Elpidia García Delgado
El hombre que mató a Dedos Fríos
Dedos Fríos salió como un rayo de Las Cumbres con el gesto retorcido de coraje. Llevaba algunas copas de más y la mano preparada a un lado de su arma: su letal Colt 38 con cacha de marfil. No era su favorita: La Matraca calibre 41, que lo acompañó hasta que el ayudante del sheriff Will Ten Eyck se la decomisara tres años antes en el bar Gema, pero mataba igual. Echó a andar por media calle en dirección del hombre que alcanzaba a divisar a poco más de un centenar de metros: el abogado y mano derecha del hombre de la estrella de hojalata, John Selman Jr. Al verlo en ese talante y tan decidido, los hombres a caballo y las diligencias se detuvieron; los pasajeros se asomaron, inquietos, por las ventanillas. En lugar de esconderse por si había balacera, la gente de a pie lo siguió. De su cartera, un hombre extrajo un as de espadas con cuatro agujeros de bala firmado por el famoso tirador, para presumirlo a los demás. El único ruido: sus espuelas como crujidos de pisadas sobre vidrios rotos. Antes de salir de la cantina, Dedos Fríos supo que Selman junior había enchironado a su amante MʼRose, la viuda prostituta que calentó su cama después de muerta Jane, su amada esposa, por blandir una pistola de la que salió un errático tiro cuando estaba ebria. La figura recortada de John Wesley Hardin, alias Dedos Fríos, en la polvorienta calle, presagiaba la muerte.
Con el sombrero cubriéndole la cara y las piernas cruzadas, el abogado sesteaba en una banca bajo la sombra del toldo de madera de su oficina.

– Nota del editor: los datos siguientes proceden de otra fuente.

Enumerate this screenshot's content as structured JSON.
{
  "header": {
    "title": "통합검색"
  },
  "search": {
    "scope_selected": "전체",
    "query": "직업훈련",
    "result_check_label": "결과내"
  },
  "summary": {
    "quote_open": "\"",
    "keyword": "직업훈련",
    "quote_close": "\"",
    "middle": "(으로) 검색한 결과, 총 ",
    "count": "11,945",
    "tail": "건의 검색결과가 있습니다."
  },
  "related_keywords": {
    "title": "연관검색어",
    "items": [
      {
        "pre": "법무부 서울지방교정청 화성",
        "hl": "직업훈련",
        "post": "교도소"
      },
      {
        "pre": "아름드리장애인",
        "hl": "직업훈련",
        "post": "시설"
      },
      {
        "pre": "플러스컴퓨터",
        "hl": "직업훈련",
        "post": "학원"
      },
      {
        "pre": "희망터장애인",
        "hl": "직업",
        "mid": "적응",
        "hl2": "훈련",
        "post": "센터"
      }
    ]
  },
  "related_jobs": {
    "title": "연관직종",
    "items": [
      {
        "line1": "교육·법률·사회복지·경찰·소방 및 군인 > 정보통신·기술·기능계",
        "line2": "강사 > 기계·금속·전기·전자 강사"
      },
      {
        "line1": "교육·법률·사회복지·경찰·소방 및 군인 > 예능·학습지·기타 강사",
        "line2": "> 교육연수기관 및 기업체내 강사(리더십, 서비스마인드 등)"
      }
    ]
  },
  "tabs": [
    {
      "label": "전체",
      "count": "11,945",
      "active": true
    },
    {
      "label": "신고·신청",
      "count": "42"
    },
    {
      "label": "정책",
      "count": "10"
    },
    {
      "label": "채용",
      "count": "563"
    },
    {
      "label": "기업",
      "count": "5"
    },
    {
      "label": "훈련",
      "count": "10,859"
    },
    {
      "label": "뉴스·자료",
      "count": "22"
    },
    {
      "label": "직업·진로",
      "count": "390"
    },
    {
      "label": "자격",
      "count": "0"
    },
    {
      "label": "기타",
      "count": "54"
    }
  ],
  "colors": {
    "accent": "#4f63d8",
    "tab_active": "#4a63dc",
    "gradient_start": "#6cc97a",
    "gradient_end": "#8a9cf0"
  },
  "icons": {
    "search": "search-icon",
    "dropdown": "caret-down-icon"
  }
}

Cuando llegó hasta él, Dedos Fríos le arrancó el sombrero de un manotazo.
—¡Levántate, hijo de la chingada!
—¡Hey! ¿Qué demonios quieres, Wesley? ¿Buscas bronca? —Respingó.
Aunque despertó sobresaltado, el joven esperaba que, tarde o temprano, Dedos Fríos apareciera por allí.
—Vengo a exigirte que saques a MʼRose de la cárcel o te atengas a las consecuencias.
—Estás borracho. Solo cumplí la ley. Esa puta podía haber matado a alguien. Paga la fianza y saldrá libre.
Mientras los hombres discutían, alguien fue a avisar a John Selman padre. Si bien ahora era el sheriff, también había sido un forajido y era hábil con la pistola. Llegó rayando su caballo cuatralbo y desmontó de un salto.
—¡Wesley Hardin! O te largas inmediatamente, o acompañas a tu zorra en chirona. Parece que no tuviste suficiente con los diecisiete años que estuviste preso, pero yo con mucho gusto pongo remedio a eso. ¿Qué piensas?
—Mira, Selman, tú y este leguleyo son carroña de la misma especie. Encerraron a MʼRose solo para joderme. —Replicó, casi tocando la gran nariz del vigilante de la ley.
Lo miró con esa mirada azul y violenta, de rebelde indómito. No era la primera disputa que tenían. Meses atrás, Dedos Fríos lo había acusado falsamente de planear la muerte de un hombre.
—Tú no eres más que un asesino de sangre fría. Una vergüenza para nuestro país. Merecías haber terminado en la horca, malnacido. —Acusó Selman.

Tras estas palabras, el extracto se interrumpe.